Read La señora McGinty ha muerto Online
Authors: Agatha Christie
—¡Ah, bien! Depende de muchas circunstancias familiares que desconocemos. Pero el deseo de pasar por persona buena y respetable es un deseo fuerte, una pasión... Estos no son artistas ni bohemios. En Broadhinny vive gente muy buena. Me lo dijo la encargada de la estafeta. Y a la gente buena le gusta conservar su bondad, su respetabilidad, su buena fama. Años de feliz vida de matrimonio... ninguna sospecha de que una fue en otros tiempos figura notoria en uno de los casos más sensacionales de asesinato... ninguna sospecha de que la hija de una es hija de un criminal famoso. Una podría decir: "¡Preferiría morir a que mi marido se enterase!" O "Antes morir que consentir que mi hija descubra quién es!". Y luego pasaría una a pensar que quizá resultaría mejor que mistress McGinty muriera.
Spence dijo entonces:
—Así, usted cree que fueron los Wetherby.

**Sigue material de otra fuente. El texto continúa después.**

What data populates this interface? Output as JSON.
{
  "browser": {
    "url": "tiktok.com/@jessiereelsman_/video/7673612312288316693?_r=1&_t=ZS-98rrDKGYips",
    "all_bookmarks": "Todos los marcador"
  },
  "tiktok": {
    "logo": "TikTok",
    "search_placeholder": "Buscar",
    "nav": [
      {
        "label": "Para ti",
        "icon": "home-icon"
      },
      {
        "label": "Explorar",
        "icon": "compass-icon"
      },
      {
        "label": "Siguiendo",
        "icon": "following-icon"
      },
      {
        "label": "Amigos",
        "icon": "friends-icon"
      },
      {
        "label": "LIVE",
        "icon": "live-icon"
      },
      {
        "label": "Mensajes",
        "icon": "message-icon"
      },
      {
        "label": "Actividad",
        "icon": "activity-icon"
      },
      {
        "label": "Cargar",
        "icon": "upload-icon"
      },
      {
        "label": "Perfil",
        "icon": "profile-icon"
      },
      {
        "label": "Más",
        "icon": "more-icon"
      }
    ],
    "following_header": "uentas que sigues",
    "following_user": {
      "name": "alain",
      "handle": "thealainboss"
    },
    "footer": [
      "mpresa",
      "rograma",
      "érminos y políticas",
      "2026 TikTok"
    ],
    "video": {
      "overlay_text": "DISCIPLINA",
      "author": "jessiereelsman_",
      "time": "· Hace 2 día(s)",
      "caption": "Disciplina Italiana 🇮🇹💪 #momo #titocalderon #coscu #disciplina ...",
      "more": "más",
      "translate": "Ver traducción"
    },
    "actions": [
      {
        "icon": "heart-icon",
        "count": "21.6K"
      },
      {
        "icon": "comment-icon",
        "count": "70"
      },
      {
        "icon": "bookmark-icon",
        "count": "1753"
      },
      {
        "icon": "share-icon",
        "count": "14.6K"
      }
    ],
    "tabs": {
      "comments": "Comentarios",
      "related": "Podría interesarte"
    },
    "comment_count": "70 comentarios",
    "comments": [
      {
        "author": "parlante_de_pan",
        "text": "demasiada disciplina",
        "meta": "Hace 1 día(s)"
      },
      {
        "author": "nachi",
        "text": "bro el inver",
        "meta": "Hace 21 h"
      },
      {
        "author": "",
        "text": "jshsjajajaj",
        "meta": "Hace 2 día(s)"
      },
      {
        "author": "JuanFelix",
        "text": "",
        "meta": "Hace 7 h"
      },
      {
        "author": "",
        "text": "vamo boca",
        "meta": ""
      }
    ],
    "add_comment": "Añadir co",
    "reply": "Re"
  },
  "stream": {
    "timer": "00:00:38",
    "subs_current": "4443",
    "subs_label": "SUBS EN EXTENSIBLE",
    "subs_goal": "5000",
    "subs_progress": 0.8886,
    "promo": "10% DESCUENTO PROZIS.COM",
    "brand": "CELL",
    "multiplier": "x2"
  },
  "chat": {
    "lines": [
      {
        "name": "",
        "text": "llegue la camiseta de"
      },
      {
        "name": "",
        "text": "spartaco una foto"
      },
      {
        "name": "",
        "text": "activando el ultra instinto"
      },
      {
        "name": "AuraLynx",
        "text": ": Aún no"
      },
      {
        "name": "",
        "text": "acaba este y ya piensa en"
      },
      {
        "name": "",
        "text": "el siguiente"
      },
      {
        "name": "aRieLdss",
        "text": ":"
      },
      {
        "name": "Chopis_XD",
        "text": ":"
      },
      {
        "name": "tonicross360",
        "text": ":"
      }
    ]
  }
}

—¡Oh, no! Encajan mejor, pero eso es todo. En carácter, por ejemplo, mistress Upward es más
probable
asesina que mistress Wetherby. Tiene determinación y fuerza de voluntad, y quiere con locura a su hijo. Para evitar que se entere él de lo que sucedió antes que se casara con su padre e iniciase una vida conyugal feliz, yo creo que iría lejos.
—¿Tan gran disgusto sería para él?
—Yo, personalmente, no lo creo. Robin ve las cosas desde un punto de vista muy escéptico y moderno. Es egoísta y, en cualquier caso, quiere mucho menos a su madre que ella a él, en mi opinión. Él no es un James Bentley.
—Y suponiendo que mistress Upward
fuera
Eva Kane, ¿su hijo Robin no mataría a mistress McGinty para impedir que se llegara a saber?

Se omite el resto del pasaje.